I did some numerical testing, choosing first $\mathbb{Z}_3$. The interesting thing is (which also motivates me to look deeper into this) that the order $n$ seems to have a complicated behaviour as a function of $L$ and it is not clear to me what is the precise source of this. Sometimes $n$ is very big, seemingly exponentially growing with $L$. For example $n(L=46)=354292=2^2\cdot 23\cdot 3851$. Or $n(L=58)=9565940=2^2\cdot 5\cdot 29\cdot 16493$. But if $L$ is divisible by 6 then we get much lower numbers, $n(60)=120$ for example. I understand that it is natural to see the prime $p$ somehow reflected in the function $n(L)$, but what I don't understand is how the big primes mentioned above can enter the game.
Update: Further numerical experiments showed that the smallest orbit happens when $L=2p^m$, in which case $n=2L$, we have simple linear growth. It gets complicated and quickly growing for most other $L$.
The origin of the problem is the following cellular automaton. Consider $L$ variables $s_j\in \mathbb{Z}_p$, with $j=1,2,\dots,L$. We define a dynamics on the model, such that we perform two operations cyclically. In each operation we group two neighbouring variables into a pair, and we alternate the ways how we make the pairing. For each pairing we perform the update
$$(s_j,s_{j+1})\to (s_j+s_{j+1},s_j-s_{j+1})$$
What changes is that at every second update $j$ is even or odd. If you represent this linear operation with matrices, you get $A$ and $B$ and we want to iterate the product $M=AB$.
Best Answer
Big primes enter the picture as follows: Compute the characteristic polynomial $P_L$ of your square matrix $M$ of size $L$. Factor $P_L$ over your working prime $p$. This gives you the eigenvalues of the involved Jordan-blocs over $\mathbb F_p$. These eigenvalues are elements of field extensions of degree at most $L$ of your groundfield $\mathbb F_p$. You can thus get large primes dividing the order of $M$ if they are divisors of $p^k-1$ for $k$ the degree of (at least) one irreducible polynomial (over $\mathbb F_p$) dividing $P_L$.
A fast way for computing the order of $M$ is thus to compute the characteristic polynomial $P_L$ of $M$, factor it over $\mathbb F_p$ and check then if prime-divisors of $p^k-1$ (for $k$ the degree of an involved irreducible polynomial) divide the order.
The order of $M$ over $\mathbb F_p$ is necessarily a divisor of $U=p^{L-1}\prod_{k=1}^{L}(p^k-1)$. One can of course remove a factor $p^k-1$ from this product if $P_L$ mod $p$ has no irreducible divisor modulo $p$ of degree $k$. One can further reduce the size of $U$ by taking greatest common divisors of all involved factors.

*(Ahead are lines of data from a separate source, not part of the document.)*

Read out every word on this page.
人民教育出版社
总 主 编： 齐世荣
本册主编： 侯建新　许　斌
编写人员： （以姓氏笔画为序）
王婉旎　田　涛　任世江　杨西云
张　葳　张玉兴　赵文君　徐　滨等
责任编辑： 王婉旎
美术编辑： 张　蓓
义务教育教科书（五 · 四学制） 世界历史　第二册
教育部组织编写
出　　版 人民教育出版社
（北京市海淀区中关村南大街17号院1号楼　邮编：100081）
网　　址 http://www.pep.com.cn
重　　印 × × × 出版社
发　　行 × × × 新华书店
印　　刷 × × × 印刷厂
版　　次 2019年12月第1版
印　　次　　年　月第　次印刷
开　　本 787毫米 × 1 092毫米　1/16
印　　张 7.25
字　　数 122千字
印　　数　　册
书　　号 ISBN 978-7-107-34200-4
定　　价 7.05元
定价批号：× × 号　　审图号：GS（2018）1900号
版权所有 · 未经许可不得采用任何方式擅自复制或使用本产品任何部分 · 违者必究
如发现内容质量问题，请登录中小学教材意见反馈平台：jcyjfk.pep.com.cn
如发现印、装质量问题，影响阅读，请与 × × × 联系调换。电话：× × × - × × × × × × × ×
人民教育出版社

The exponent $L-1$ of $p$ in $U$ can of course be replaced by $\mu-1$ where $\mu$ is largest occuring multiplicity among the irreducible divisors of $P_L \pmod p$. (There seem indeed to be often multiplicities in $P_L$: This leads to possibly non-trivial Jordan-blocks in $M$ which contribute a factor $p^d$ to the order of $M$ where $d+1$ is the dimension of the largest involved Jordan bloc.)
The computational bottleneck of this approach is the factorization of $p^k-1$. The rest is computationally easy using fast exponentiation. Concretetely, You have to check if $M^{U/q}$ is still the identity for $q$ any prime divisor of $U$. If this is the case, replace $U$ by $U/q$ (and recheck if you can remove one more power of $q$ from $U$). Going through all prime divisors of $U$ gives you at the end the exact order of $M$ over $\mathbb F_p$.
Experimental observation The characteristic polynomial $P_L$ of the square matrix $M=AB$ of even size $L$ seems to be given by $$P_L=(x^2+4)Q^2_{L/2}$$ where $Q_1=1,\quad Q_2=x+2$ and $Q_n=(x+2)Q_{n-1}-xQ_{n-2}$ for $n\geq 3$. (The polynomials $Q_n$ are 'almost' orthogonal polynomials and seem to satisfy the divisibility property $P_a\vert P_b$ if $a\vert b$.) This formula holds for $L\leq 60$ even.